Iraqi Turkmen: Demand for a Quota Seat Representation in Kurdistan Region
While endorsing the Kurdistan Democratic Party (KDP), the Turkmen community and representatives are asking for a quota seat in the upcoming Iraqi elections. The quota seat is a way to enhance a fair representation within the different provinces. Other minorities joined the claim aimed at insuring a system in which each minority would have an equal voice.
This article has been published by Rûdaw:
Turkmen parties in the Kurdistan Region are asking for a quota seat after having primarily endorsed the KDP or having fielded candidates on different lists.
"The Christians have a quota [seat]. We don't have quota [seats]. That is why we need a large number of votes. We need 30,000-40,000 votes [to get a Turkmen party seat]. This many votes cannot be garnered by the Turkmen frankly. If we look at the previous elections, half of our votes have been for other parties," Majid Bazirgan, the head of the Erbil Turkmen faction in the KRG parliament, told Rudaw.
One reason why the Turkmen have asked for a quota seat is that they are very much divided in the upcoming Iraqi elections.
They have fielded five Turkmen candidates in the Kurdistan Region: the KDP fields one Turkmen candidate and there are four Turkmen candidates on Abadi’s Victory Coalition (Nasr) in Erbil.
The Turkmen People's Party today announced in a press conference in Erbil that it would endorse KDP, making it the seventh Turkmen party to do so.
"In that [KDP] list, of course there are Turkmen candidates. That candidate will serve all the components. It does not matter who the candidate is. What matters is whether the list is successful," Muna Qahwachi, a Turkmen Front MP in the Kurdistan Parliament, told Rudaw.

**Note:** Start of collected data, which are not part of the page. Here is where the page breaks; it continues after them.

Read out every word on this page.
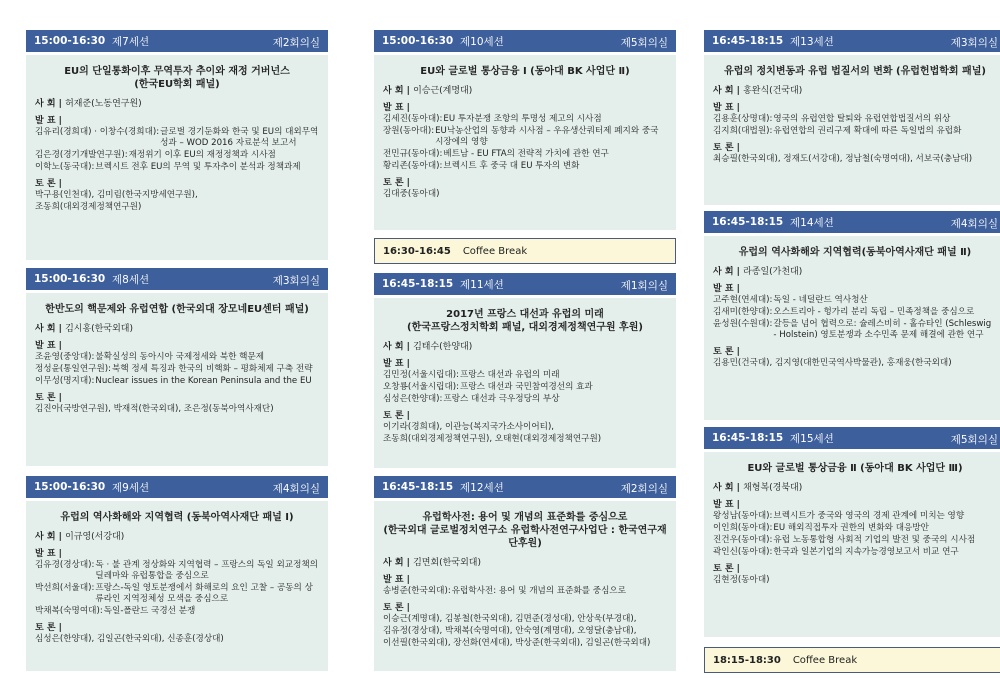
15:00-16:30 제7세션	제2회의실
EU의 단일통화이후 무역투자 추이와 재정 거버넌스
(한국EU학회 패널)
사 회 | 허재준(노동연구원)
발 표 |
김유리(경희대) · 이창수(경희대): 글로벌 경기둔화와 한국 및 EU의 대외무역 성과 – WOD 2016 자료분석 보고서
김은경(경기개발연구원): 재정위기 이후 EU의 재정정책과 시사점
이학노(동국대): 브렉시트 전후 EU의 무역 및 투자추이 분석과 정책과제
토 론 |
박구용(인천대), 김미림(한국지방세연구원),
조동희(대외경제정책연구원)
15:00-16:30 제8세션	제3회의실
한반도의 핵문제와 유럽연합 (한국외대 장모네EU센터 패널)
사 회 | 김시홍(한국외대)
발 표 |
조윤영(중앙대): 불확실성의 동아시아 국제정세와 북한 핵문제
정성윤(통일연구원): 북핵 정세 특징과 한국의 비핵화 – 평화체제 구축 전략
이무성(명지대): Nuclear issues in the Korean Peninsula and the EU
토 론 |
김진아(국방연구원), 박재적(한국외대), 조은정(동북아역사재단)
15:00-16:30 제9세션	제4회의실
유럽의 역사화해와 지역협력 (동북아역사재단 패널 Ⅰ)
사 회 | 이규영(서강대)
발 표 |
김유경(경상대): 독 · 불 관계 정상화와 지역협력 – 프랑스의 독일 외교정책의 딜레마와 유럽통합을 중심으로
박선희(서울대): 프랑스-독일 영토분쟁에서 화해로의 요인 고찰 – 공동의 상류라인 지역정체성 모색을 중심으로
박채복(숙명여대): 독일-폴란드 국경선 분쟁
토 론 |
심성은(한양대), 김일곤(한국외대), 신종훈(경상대)
15:00-16:30 제10세션	제5회의실
EU와 글로벌 통상금융 Ⅰ (동아대 BK 사업단 Ⅱ)
사 회 | 이승근(계명대)
발 표 |
김세진(동아대): EU 투자분쟁 조항의 투명성 제고의 시사점
장원(동아대): EU낙농산업의 동향과 시사점 – 우유생산쿼터제 폐지와 중국 시장에의 영향
전민규(동아대): 베트남 - EU FTA의 전략적 가치에 관한 연구
황리존(동아대): 브렉시트 후 중국 대 EU 투자의 변화
토 론 |
김대중(동아대)
16:30-16:45 Coffee Break
16:45-18:15 제11세션	제1회의실
2017년 프랑스 대선과 유럽의 미래
(한국프랑스정치학회 패널, 대외경제정책연구원 후원)
사 회 | 김태수(한양대)
발 표 |
김민정(서울시립대): 프랑스 대선과 유럽의 미래
오창룡(서울시립대): 프랑스 대선과 국민참여경선의 효과
심성은(한양대): 프랑스 대선과 극우정당의 부상
토 론 |
이기라(경희대), 이관능(복지국가소사이어티),
조동희(대외경제정책연구원), 오태현(대외경제정책연구원)
16:45-18:15 제12세션	제2회의실
유럽학사전: 용어 및 개념의 표준화를 중심으로
(한국외대 글로벌정치연구소 유럽학사전연구사업단 : 한국연구재단후원)
사 회 | 김면회(한국외대)
발 표 |
송병준(한국외대): 유럽학사전: 용어 및 개념의 표준화를 중심으로
토 론 |
이승근(계명대), 김봉철(한국외대), 김면준(경성대), 안상욱(부경대),
김유정(경상대), 박채복(숙명여대), 안숙영(계명대), 오영달(충남대),
이선필(한국외대), 장선화(연세대), 박상준(한국외대), 김일곤(한국외대)
16:45-18:15 제13세션	제3회의실
유럽의 정치변동과 유럽 법질서의 변화 (유럽헌법학회 패널)
사 회 | 홍완식(건국대)
발 표 |
김용훈(상명대): 영국의 유럽연합 탈퇴와 유럽연합법질서의 위상
김지희(대법원): 유럽연합의 권리구제 확대에 따른 독일법의 유럽화
토 론 |
최승필(한국외대), 정재도(서강대), 정남철(숙명여대), 서보국(충남대)
16:45-18:15 제14세션	제4회의실
유럽의 역사화해와 지역협력(동북아역사재단 패널 Ⅱ)
사 회 | 라종일(가천대)
발 표 |
고주현(연세대): 독일 - 네덜란드 역사청산
김새미(한양대): 오스트리아 - 헝가리 분리 독립 – 민족정책을 중심으로
윤성원(수원대): 갈등을 넘어 협력으로: 슐레스비히 - 홀슈타인 (Schleswig - Holstein) 영토분쟁과 소수민족 문제 해결에 관한 연구
토 론 |
김용민(건국대), 김지영(대한민국역사박물관), 홍재웅(한국외대)
16:45-18:15 제15세션	제5회의실
EU와 글로벌 통상금융 Ⅱ (동아대 BK 사업단 Ⅲ)
사 회 | 채형복(경북대)
발 표 |
왕성남(동아대): 브렉시트가 중국와 영국의 경제 관계에 미치는 영향
이인희(동아대): EU 해외직접투자 권한의 변화와 대응방안
진건우(동아대): 유럽 노동통합형 사회적 기업의 발전 및 중국의 시사점
곽인신(동아대): 한국과 일본기업의 지속가능경영보고서 비교 연구
토 론 |
김현정(동아대)
18:15-18:30 Coffee Break
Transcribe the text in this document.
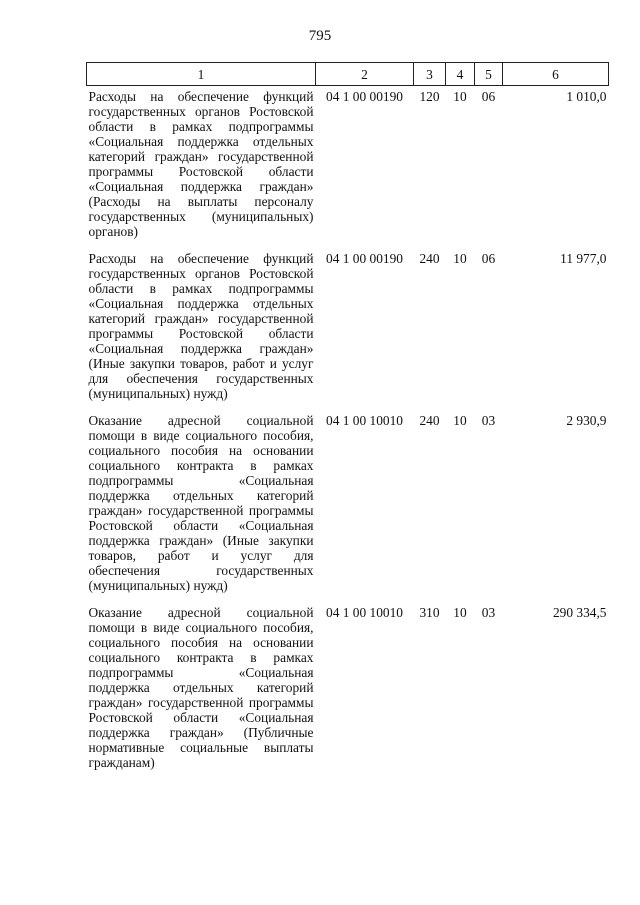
795
1	2	3	4	5	6
Расходы на обеспечение функций государственных органов Ростовской области в рамках подпрограммы «Социальная поддержка отдельных категорий граждан» государственной программы Ростовской области «Социальная поддержка граждан» (Расходы на выплаты персоналу государственных (муниципальных) органов)	04 1 00 00190	120	10	06	1 010,0
Расходы на обеспечение функций государственных органов Ростовской области в рамках подпрограммы «Социальная поддержка отдельных категорий граждан» государственной программы Ростовской области «Социальная поддержка граждан» (Иные закупки товаров, работ и услуг для обеспечения государственных (муниципальных) нужд)	04 1 00 00190	240	10	06	11 977,0
Оказание адресной социальной помощи в виде социального пособия, социального пособия на основании социального контракта в рамках подпрограммы «Социальная поддержка отдельных категорий граждан» государственной программы Ростовской области «Социальная поддержка граждан» (Иные закупки товаров, работ и услуг для обеспечения государственных (муниципальных) нужд)	04 1 00 10010	240	10	03	2 930,9
Оказание адресной социальной помощи в виде социального пособия, социального пособия на основании социального контракта в рамках подпрограммы «Социальная поддержка отдельных категорий граждан» государственной программы Ростовской области «Социальная поддержка граждан» (Публичные нормативные социальные выплаты гражданам)	04 1 00 10010	310	10	03	290 334,5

The Turkmen community is well established with 40,000-50,000 eligible voters in Erbil, the capital of the Kurdistan Region.
"So that the votes of the Turkmen are not wasted, and so that our votes are beneficial for supporting a candidate, the Turkmen candidates in the Kurdistan Democratic Party or any other party that has a chance of success will receive our support," Mohammed Ilkhani, head of Turkmen Progress Party, told Rudaw.
There are 10 Turkmen MPs with seats currently in the Iraqi parliament — all outside of Sulaimani, Erbil, and Duhok. The Turkmen Front has 3 seats, while the rest of the Turkmen candidates are divided among Shiite lists.
In addition to the Turkmen, many minorities have demanded quotas.
Christians have a quota seat both in Erbil and Duhok. Last week, they asked for another quota seat in the Sulaimani province, though their numbers in Sulaimani are considerably less than the aforementioned provinces. They also have a seat each in Nineveh, Baghdad, and Duhok.
Hundreds of thousands of Faili Kurds in Iraq, for the first time, have been allocated one quota seat in Wasit province, angering them, as most live and work in Baghdad.
The Yezidis have one seat in Nineveh and have asked for five quota seats, which they say corresponds to their population
Also in Nineveh, the Shabaks have a minority quota seat.
The Mandaeans have the ninth minority quota seat in Iraq’s 329-member Council of Representatives.